Implicit Function: Why Is It a Function?

[roni1]

Why the implicit function is a function?

 

[caffeinemachine]

Why the implicit function is a function?

Can you state what you mean by an implicit function?

 

[Olinguito]

An implicit function is a function that is not (sometimes cannot be) given explicitly. The most direct way of specifying a function is to give its value for each member of its domain:
$$f:\{1,2,3\}\to\{1,4,9\};\ f(1)=1,f(2)=4,f(3)=9.$$
It is however more usual to define a function by means of a formula:
$$f:\mathbb Z\to\mathbb Z;\,f(n)=n^2.$$
Formulas can be recursive:
$$f:\mathbb Z^+\to\mathbb Z^+; f(0)=f(1)=1,f(n+2)=f(n+1)+f(n)$$
(which defines the Fibonacci sequence) or somewhat more complicated:
$$f:\mathbb R^+\to\mathbb R;\,f(x)=\int_0^\infty t^{x-1}e^{-t}\,\mathrm dt$$
(which defines the gamma function).
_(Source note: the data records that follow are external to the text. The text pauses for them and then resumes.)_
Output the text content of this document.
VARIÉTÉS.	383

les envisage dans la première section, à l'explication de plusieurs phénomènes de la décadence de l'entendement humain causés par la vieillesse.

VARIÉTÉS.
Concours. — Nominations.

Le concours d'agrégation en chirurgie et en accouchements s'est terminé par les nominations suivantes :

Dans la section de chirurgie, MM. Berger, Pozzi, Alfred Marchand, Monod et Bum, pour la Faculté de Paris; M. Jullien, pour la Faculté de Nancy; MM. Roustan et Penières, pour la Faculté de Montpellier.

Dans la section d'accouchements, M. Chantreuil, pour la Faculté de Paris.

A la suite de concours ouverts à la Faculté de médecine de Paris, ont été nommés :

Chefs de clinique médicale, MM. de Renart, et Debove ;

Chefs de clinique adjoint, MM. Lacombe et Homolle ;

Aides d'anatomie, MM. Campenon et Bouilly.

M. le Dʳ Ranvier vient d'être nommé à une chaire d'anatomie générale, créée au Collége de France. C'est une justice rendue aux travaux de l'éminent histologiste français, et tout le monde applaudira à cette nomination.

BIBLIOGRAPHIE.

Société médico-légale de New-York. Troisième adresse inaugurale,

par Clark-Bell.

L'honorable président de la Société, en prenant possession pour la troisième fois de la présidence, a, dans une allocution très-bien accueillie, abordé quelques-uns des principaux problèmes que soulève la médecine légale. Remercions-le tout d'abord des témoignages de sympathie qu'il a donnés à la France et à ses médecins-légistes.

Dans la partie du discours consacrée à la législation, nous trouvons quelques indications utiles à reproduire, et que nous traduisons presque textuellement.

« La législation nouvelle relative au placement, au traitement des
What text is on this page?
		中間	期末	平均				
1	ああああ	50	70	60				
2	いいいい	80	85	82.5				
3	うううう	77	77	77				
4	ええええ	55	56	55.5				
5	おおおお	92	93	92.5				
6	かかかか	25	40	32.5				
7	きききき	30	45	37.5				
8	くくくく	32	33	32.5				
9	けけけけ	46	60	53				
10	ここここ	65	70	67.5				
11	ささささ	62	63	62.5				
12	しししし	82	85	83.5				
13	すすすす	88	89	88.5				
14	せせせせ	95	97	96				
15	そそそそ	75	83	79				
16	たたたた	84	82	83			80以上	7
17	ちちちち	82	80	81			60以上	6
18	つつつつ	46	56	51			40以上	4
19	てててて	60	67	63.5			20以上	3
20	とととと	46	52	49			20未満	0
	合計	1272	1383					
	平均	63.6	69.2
These are all explicitly defined functions. But you can also define a function as follows:
$$f:[-1,\,1]\to[0,\,1];\,f(x)\in\{y\in[0,\,1]:y\ge0,\ x^2+y^2=1\}.$$
This defines the upper unit semicircle. In other words, $f$ is the function such that $f(x)\ge0$ satisfies the implicit equation $x^2+f(x)^2-1=0$. This is an example of an implicit function.

Of course the above implicit function can be defined explicitly as
$$f:[-1,\,1]\to[0,\,1];\,f(x)=\sqrt{1-x^2}.$$
But not all implicit functions can be redefined explicitly. One of the most important examples of such a function is the Lambert W function.

If you’re into the rigours of set theory, the formal definition of a function is as follows: Let $A$ and $B$ be sets; then a function $f$ from a set $A$ to $B$, written $f:A\to B$, is the triple $(A,B,G)$ where $G\subseteq A\times B$ such that $\forall a\in A$, $\exists b\in B$ such that $(a,b)\in G$ and $\forall a\in A,\,b_1,b_2\in B$, $(a,b_1),(a,b_2)\in G$ $\implies$ $b_1=b_2$. $A,B,G$ are called the domain, codomain, and graph respectively of the function $f$; if $(a,b)\in G$ we write $f(a)=b$.

 

[HOI]

Why the implicit function is a function?

On the contrary, an "implicit function" is NOT a function but implies a function. A "function" would be of the form y= f(x) where "f(x)" is some formula in the variable x. If, instead, we write 2y+ 8x= 5, we call that an "implicit function" because we can solve for y as a function: y= f(x)= 5/2- 4x. A bit more complicated is $$x^2+ y^2= 4$$ which implies two functions, $$y= f(x)= \sqrt{4- x^2}$$ and $$y= g(x)= -\sqrt{4- x^2}$$.